After numerous debates, I have decided to compose my final paper on cultural dynamics as it effects aspects of BDSM culture and alternative relationships.  Ah, yes.  Imagine the joy I will have once I receive a poor grade in this course due to the fact that I will discuss being a female sub to my male Dominant.  My professor is notorious for grading according to personal opinion and perspective.  Undoubtedly, my close-minded professor will know little about the lifestyle, as she will see it as another way culture oppresses women.  To expose that fallacy, I plan to discuss the role of dominance and submission, as it pertains to the individual and not the gender of the person.  Ultimately, I plan to show the BDSM culture as a place where gender is an illusion; a place where a person is accepted as an “individual” and not as culture would define him/her or his/her chromosomal make-up.  She likely has read Fifty Shades of Grey and was repulsed by that pathetic depiction of the community – even though she likely masturbated to images of being dominated by a man.  Typical.  I’m going to blow the top off of this bitch, and I am looking forward to it.

Again, I can’t wait to write a substantial piece for pleasure, for a change.  Presently, my language has been reduced to legalities and formalities, and I am feeling creatively handicapped.

I also was nominated for the “Bad Girl Blogger Award” from the lovely Whispering Girl, which has brought me great joy!  I am incredibly flattered.  Thank you for such lovely words of recognition.  I am chomping at the bit to assume my more creative pursuits, I just have to get through the next week or two.


Absent

My loyal lovers…I wanted to write a quick note to acknowledge my absence and let you know I have not dropped off of the blog (in case you may have been wondering). My professional life has grown quite demanding as of late.  I also had family in town, and have been feverously working on getting my house to its typical state of beauty. 

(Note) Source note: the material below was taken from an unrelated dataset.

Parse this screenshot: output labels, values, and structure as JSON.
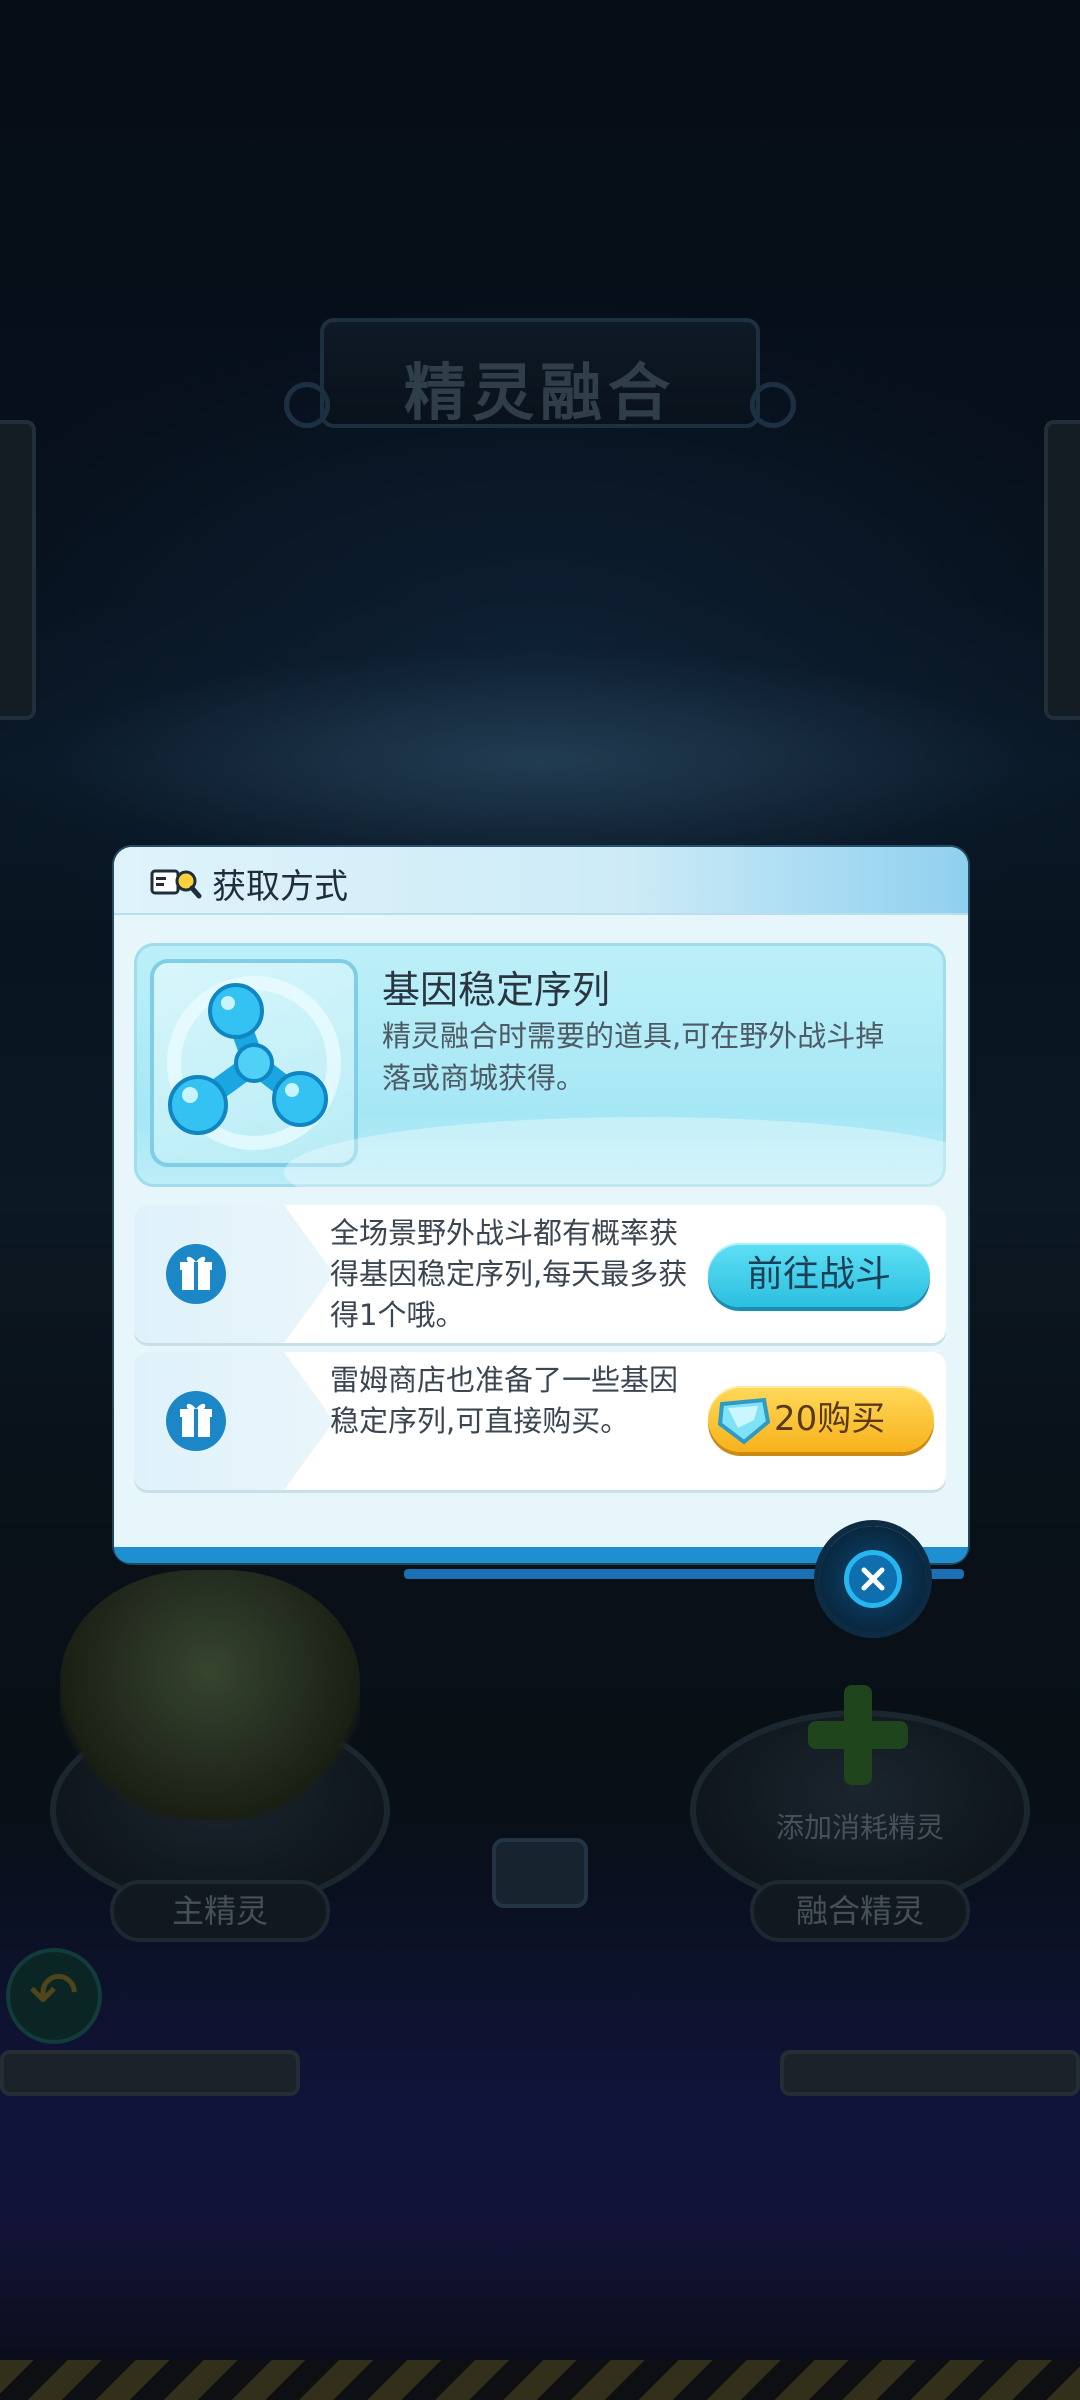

Once I clear up some cases, I will be returning to my normal routine. I plan on doing some new research that will inspire me, I’m certain. 

I have been keeping up with all you lovelies through my email subscriptions, paying extra special attention to my certain favorite inspired bloggers out there.  I hope all of you are having lots of delicious sex; kicked up a notch with a touch of dominance, submission, and overall LOVE.